Whilst I believe that gives me a decent chance, the reality is that with 4,000 academic papers published every day (or 1.5 million a year if you prefer) I am merely scratching the surface.
Automating Horizon Scanning
We’ve seen services like IBM’s Watson emerge in recent years to try and digest the vast amount of new knowledge in fields such as medicine to help clinicians stay on top of the deluge, but there are also projects looking to trawl the literature for glimpses of the future.
Enter a new service developed by SRI International and brought to market by Meta to automate much of this horizon scanning work.
The service trawls the academic literature from over 17 million academics and uses things like trajectory mapping to underpin its AI engine and provide users with what it believes are the hot trends in any given field.
“As a researcher who has seen the power of technology to uncover new insights about cancer and other diseases, the potential for Meta to have an impact on society is large. Meta’s AI accelerates science globally by shortening the path to knowledge at major bottlenecks where human efforts alone can no longer scale,”co-founder Sam Molyneaux told me recently.
Signs Of Progress
For instance, the service was used in 2013 to provide a number of hot areas in biomedicine, with a score of 3.0 or higher meaning that the term was likely to double in activity in the next three years (ie for now).
- A deeper understanding of the function of the human genome, especially around long noncoding RNAs
- Deubiquitinating enzymes (DUBs) as potential therapeutic targets
- The role of Von Hippel-Lindau proteins in the prevention of metastatic tumors
- Decline in shRNAs and DNA microarrays
- CRISPR will continue to flourish in 2016
The platform mines 25 million research papers from 17 million different academics from over 340,000 institutions.
This rich dataset allows their algorithm to determine the trajectory of themes, and therefore hopefully provide strong insight into whether a topic is thriving or declining.
“As we worked with diverse groups throughout the scientific and technical ecosystem over the last 5 years, we learned many of the ways Meta can help them address their most critical questions and challenges. From enabling scientific awareness and knowledge exploration, to anticipating where research is going globally, Meta is truly AI in the service of science,” Molyneaux continues.
Over the Horizon
It’s certainly a fascinating platform. At the moment the results are very much focused around the medical field, and whilst it undoubtedly does a fine job of filtering papers, there still remains a challenge in translating findings for a mass audience.
At the moment, users are forced to read the entire paper, with little in the way of support in telling the user how papers are linked or why a particular study is so important. Given developments around automated writing however, this is certainly an area for further development.
Likewise, the researcher tools could use a bit of context to help the user make sense of things. For instance, a search for ‘Crispr’ returns Jennifer Doudna high up, but doesn’t say why she’s so important to the field. It also doesn’t tell the user of the patent dispute over Crispr between Doudna and MIT’s Robert Desimone, which may influence who you wish to approach to work on Crispr.
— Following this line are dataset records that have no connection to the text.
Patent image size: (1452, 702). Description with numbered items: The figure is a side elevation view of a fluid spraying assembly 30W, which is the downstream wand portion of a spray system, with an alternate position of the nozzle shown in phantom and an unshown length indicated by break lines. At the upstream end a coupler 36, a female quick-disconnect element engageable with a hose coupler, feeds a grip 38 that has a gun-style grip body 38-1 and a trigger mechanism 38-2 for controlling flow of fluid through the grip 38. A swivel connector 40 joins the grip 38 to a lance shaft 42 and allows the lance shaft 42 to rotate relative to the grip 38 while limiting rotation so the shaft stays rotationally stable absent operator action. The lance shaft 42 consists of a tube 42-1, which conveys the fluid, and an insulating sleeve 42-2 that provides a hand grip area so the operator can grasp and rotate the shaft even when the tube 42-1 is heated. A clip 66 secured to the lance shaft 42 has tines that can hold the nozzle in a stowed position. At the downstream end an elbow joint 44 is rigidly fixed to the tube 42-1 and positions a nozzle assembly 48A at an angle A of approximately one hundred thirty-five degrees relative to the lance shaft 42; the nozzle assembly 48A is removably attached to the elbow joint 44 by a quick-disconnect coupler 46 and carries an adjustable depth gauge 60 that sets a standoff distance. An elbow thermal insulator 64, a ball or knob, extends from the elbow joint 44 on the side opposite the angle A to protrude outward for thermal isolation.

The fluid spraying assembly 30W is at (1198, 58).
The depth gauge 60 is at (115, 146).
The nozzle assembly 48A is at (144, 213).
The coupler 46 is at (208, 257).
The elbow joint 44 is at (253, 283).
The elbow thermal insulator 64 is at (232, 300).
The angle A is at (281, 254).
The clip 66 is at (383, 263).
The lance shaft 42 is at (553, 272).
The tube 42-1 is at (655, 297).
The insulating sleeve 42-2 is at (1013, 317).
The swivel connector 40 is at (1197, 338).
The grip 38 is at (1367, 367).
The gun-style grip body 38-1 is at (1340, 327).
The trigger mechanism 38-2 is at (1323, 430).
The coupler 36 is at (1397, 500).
Given that people may well wish to go straight to the expert rather than digest the knowledge themselves, this is something to work on I feel.
The Meta team have certainly hit on a very real problem as individuals and organizations struggle to digest the huge amount of information coming at them every day.
I’m sure the platform will be developed further in the coming months, and it will be a valuable tool in keeping on top of the deluge of new research being published each day.
If this is your field, it’s certainly one to check out.